Marquez is an open source metadata service. It maintains data provenance, shows how datasets are consumed and produced, provides global visibility into job runtimes, centralizes dataset lifecycle management, and much more.
Marquez was released and open sourced by WeWork.
Marquez is a metadata server, offering an OpenLineage-compatible endpoint for real-time collection of information from running jobs and applications.
As the reference implementation of OpenLineage, the Marquez API server already works with all of its integrations developed by the community. This includes Apache Airflow, Apache Spark, dbt, Dagster, and Great Expectations.
Through a web user interface, Marquez can provide a visual map that shows complex interdependencies within your data ecosystem.

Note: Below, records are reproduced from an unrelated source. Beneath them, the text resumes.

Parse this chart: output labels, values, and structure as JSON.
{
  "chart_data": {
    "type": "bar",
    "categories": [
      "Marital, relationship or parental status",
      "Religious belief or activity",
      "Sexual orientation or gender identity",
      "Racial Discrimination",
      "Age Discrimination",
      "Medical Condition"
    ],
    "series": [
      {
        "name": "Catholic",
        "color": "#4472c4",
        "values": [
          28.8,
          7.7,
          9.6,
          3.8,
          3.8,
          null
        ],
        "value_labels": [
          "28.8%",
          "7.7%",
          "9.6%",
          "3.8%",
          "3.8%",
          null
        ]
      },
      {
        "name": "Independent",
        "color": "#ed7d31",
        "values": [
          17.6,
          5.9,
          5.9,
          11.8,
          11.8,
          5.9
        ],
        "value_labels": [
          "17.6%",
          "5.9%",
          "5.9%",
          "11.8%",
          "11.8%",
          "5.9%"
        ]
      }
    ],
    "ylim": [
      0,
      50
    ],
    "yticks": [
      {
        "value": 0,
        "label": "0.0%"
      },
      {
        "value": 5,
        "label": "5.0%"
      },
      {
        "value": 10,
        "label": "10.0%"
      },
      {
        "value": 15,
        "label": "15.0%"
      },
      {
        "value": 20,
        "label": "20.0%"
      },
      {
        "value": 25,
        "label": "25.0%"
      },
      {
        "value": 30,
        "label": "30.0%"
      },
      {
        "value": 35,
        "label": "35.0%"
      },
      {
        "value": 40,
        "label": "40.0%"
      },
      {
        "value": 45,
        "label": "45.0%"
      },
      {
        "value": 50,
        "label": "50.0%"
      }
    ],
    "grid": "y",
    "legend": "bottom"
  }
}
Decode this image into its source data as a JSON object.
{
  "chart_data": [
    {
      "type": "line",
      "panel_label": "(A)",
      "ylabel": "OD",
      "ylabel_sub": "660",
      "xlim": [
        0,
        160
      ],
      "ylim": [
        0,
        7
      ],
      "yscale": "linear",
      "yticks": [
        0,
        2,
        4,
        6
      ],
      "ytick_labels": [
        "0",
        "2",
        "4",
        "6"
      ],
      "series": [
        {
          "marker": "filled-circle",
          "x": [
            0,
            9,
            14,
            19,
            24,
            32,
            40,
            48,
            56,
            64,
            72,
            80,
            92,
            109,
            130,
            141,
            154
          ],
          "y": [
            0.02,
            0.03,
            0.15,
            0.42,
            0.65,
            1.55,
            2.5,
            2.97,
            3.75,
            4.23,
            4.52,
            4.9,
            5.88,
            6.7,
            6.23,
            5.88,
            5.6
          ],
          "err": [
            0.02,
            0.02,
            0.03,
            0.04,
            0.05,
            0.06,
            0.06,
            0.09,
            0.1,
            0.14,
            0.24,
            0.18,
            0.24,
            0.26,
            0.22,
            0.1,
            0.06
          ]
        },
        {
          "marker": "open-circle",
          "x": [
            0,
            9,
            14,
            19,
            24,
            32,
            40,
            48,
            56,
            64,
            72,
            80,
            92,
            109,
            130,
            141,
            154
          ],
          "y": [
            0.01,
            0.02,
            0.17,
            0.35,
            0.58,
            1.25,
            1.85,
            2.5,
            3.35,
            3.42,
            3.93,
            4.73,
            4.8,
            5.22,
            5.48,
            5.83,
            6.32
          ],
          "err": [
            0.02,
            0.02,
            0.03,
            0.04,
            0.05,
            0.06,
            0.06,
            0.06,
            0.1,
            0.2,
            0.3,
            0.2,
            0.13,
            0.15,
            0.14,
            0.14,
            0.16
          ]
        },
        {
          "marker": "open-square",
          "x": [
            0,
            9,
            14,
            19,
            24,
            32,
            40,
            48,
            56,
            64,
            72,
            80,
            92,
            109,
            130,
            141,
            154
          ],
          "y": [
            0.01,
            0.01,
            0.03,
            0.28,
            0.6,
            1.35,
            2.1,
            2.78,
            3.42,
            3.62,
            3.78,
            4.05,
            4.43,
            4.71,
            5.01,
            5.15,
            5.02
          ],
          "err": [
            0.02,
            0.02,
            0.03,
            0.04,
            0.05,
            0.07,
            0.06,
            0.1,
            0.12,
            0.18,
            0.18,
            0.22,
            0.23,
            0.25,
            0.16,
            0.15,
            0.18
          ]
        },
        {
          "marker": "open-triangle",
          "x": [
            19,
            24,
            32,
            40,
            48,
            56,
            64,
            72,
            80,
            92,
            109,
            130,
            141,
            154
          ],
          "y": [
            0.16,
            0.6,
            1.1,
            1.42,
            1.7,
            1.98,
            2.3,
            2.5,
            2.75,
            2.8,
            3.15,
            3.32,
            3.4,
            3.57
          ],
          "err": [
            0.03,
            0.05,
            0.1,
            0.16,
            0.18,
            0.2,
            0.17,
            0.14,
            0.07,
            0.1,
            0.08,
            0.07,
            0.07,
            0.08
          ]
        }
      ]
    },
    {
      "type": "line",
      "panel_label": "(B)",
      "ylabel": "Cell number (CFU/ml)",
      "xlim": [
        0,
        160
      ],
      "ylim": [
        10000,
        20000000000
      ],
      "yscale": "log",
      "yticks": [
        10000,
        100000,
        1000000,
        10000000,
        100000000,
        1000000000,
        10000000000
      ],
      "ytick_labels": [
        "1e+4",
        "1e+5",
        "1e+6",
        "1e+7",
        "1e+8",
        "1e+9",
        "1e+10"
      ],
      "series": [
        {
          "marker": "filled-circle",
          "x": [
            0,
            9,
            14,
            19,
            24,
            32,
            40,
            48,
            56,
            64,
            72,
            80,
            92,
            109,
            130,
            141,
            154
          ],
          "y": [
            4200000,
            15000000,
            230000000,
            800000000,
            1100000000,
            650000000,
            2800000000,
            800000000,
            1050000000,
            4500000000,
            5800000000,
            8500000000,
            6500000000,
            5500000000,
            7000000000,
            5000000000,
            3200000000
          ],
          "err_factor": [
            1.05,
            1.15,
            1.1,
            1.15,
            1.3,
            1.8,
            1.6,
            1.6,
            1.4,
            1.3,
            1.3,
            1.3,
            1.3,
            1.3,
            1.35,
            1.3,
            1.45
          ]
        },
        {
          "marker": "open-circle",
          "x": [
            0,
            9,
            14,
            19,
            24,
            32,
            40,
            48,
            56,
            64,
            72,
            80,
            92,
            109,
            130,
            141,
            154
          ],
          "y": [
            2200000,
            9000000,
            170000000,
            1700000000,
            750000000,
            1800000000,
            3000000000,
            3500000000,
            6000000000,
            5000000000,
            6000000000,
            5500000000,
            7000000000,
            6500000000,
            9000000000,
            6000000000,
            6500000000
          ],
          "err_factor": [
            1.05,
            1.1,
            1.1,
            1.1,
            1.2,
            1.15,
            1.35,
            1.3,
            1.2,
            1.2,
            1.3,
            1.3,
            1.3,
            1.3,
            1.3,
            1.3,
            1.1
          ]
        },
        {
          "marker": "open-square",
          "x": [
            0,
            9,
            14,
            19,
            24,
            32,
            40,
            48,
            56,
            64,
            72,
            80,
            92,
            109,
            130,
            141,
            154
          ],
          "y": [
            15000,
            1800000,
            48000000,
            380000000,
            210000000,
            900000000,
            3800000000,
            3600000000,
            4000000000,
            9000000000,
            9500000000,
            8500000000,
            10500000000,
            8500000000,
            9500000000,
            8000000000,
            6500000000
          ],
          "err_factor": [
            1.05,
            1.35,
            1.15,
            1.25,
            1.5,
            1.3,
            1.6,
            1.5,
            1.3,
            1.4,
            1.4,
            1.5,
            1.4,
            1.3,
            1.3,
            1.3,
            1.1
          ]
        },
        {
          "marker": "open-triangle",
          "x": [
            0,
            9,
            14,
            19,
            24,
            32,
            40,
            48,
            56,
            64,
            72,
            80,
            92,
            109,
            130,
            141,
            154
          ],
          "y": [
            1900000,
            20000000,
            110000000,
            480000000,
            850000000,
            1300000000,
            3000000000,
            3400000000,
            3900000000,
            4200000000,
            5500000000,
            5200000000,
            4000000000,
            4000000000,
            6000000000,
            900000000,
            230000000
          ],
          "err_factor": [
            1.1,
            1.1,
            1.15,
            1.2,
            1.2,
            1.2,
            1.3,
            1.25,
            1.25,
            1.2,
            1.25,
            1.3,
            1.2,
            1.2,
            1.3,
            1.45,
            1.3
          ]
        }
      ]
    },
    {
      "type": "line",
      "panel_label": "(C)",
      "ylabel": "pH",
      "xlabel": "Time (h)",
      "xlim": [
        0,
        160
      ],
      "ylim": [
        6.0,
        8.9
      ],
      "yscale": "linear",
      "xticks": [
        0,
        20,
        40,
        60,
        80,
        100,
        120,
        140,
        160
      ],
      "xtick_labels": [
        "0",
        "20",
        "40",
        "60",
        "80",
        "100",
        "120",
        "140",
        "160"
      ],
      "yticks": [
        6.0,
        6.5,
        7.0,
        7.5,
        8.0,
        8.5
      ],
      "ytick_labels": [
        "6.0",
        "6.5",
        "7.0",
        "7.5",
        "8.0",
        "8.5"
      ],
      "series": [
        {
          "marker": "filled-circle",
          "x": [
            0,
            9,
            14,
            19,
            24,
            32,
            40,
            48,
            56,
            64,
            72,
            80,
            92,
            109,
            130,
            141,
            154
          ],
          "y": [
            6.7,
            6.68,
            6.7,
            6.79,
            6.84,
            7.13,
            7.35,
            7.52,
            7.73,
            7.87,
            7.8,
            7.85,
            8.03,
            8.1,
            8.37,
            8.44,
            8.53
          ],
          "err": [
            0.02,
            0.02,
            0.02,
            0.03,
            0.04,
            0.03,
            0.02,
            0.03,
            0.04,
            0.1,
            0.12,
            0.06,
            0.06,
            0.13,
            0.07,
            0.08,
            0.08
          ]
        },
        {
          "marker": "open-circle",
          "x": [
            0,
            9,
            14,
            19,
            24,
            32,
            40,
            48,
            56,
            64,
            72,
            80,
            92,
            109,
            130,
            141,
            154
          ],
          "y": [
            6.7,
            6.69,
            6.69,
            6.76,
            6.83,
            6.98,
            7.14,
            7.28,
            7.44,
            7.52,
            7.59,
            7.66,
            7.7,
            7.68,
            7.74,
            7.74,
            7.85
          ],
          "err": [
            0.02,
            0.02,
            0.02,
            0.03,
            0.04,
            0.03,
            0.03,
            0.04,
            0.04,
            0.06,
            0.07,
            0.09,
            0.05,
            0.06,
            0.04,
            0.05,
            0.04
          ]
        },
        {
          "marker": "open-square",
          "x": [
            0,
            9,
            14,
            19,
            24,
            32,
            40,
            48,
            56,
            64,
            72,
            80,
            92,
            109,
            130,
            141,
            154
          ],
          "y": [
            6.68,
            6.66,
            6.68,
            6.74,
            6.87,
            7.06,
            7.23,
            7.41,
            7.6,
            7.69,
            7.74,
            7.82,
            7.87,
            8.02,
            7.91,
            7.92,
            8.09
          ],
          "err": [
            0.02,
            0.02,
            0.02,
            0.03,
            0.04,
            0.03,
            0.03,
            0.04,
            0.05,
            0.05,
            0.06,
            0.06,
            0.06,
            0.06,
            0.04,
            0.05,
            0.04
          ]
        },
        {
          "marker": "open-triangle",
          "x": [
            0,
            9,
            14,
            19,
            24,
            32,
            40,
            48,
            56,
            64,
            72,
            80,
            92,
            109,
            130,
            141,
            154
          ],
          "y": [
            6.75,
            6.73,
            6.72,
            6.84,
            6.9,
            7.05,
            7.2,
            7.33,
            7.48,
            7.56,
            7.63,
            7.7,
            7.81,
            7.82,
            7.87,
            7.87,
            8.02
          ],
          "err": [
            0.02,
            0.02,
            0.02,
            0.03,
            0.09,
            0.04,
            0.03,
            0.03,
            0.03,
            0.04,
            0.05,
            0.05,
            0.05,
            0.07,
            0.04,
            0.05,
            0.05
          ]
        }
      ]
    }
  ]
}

The user interface allows you to browse the metadata within Marquez, making it easy to see the inputs and outputs of each job, trace the lineage of individual datasets, and study performance metrics and execution details.
Lineage metadata can be queried using the lineage API, allowing for automation of key tasks like backfills and root cause analysis.
With the Lineage API, you can easily traverse the dependency tree and establish context for datasets across multiple pipelines and orchestration platforms. This can be used to enrich data catalogs and data quality systems.